I always call them out; I mean, people meticulously prepare for boardroom interviews and ace them, but later prove to be terrible, hapless employees. What makes you think they won’t prep for a domesticity/bedroom interview if marriage is what they really want from you?
By the way, we almost always have these conversations because the union in question ended in tears. It turned out, people were not as crazy about cooking, sex and cleaning as they claimed; they were not that generous and responsible after all, or even that into you, after all.
The problem? Dating couples thinking they are married; courting couples not talking about or even preparing for marriage; married couples thinking they are dating.
One puzzled man I recently talked to about this asked me in a genuinely shocked way, what then he should do during dating, if not watch her scrub his pots after having hot sex with her. Eye-roll emoji. That, my friends, is how many people ended up with spouses they cannot even hold a decent conversation with.
Well, try having fun! I told him. In fact, the reason why born-again Christians discourage dating and advise couples to go straight to courtship, is because dating is the adventurous, explorative part of the relationship. And in adventures, things are fun, but someone could get hurt.

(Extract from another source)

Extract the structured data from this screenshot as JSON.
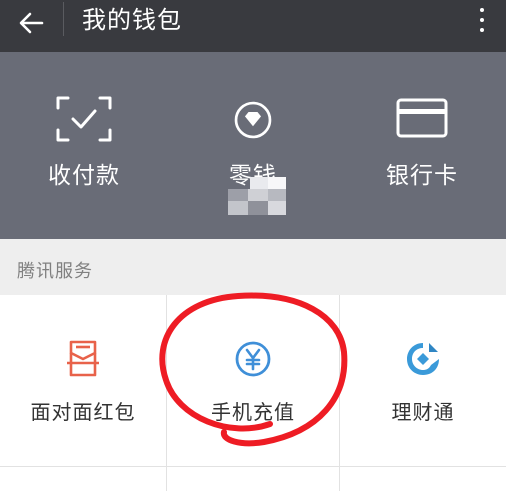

You do crazy things together, hang out with friends, lose your virginity if you roll like that… but at the end of the day, there are no promises that it will end in marriage.
It is a relatively new concept, because back in the day when families brokered marriages between their children and chastity was a given, dating just never happened, because it allows for cars to be test-driven without being bought.
That is why some people go into marriages all cried out and broken, because they put so many hopes and effort into everyone they dated. They scrubbed, they cooked, they gave their best sex, they invested heavily all in the hopes it would progress to courtship and more, but alas!
True, sometimes dating can progress to courtship, but more often than not, people meet someone they truly want to marry even while dating you. It does not necessarily make them the devil. Dating is an experimental stage. In the West, you even have to decide together whether you are dating exclusively or you are allowed to see other people.
Yet there you are, paying her siblings’ school fees, scrubbing his pots and tiles, and still calling it dating. LoL. What you really want is courtship. This is seeing each other with full intentions of marriage. Whatever you do in courtship is supposed to be fun and romantic, but also steering both of you closer to tying the knot.
Some call cohabiting their way of courtship; mmmm… well, each to their own…
But courtship allows you to discuss sex, finances, children, dreams, keeping house, spirituality, etc, all while seeing the world together, meeting each other’s families and friends, getting counselling and advice and comparing your views on everything as you go along.
Again, depending on how you roll and what your beliefs are, courtship for some includes sex, for others, it is intentional celibacy till marriage. And then comes the marriage, and the real deal starts.
Marriages that handled the dating and/or courtship stages well will have no hang-ups or stakeholders behaving like they skipped a stage.
You will still have fun together, lots of romance and sex, but also comfortably accommodate the inevitable hard work that comes with making a marriage work, as opposed to behaving like a ‘married bachelor’ or a ‘married slay queen’.
Depending on how you handled the dating and courtship part, your marriage will be on a swiiiii (in minister Matia Kasaija’s voice), or a constant case of woowee! woowee! (in Lord Mayor Erias Lukwago’s voice).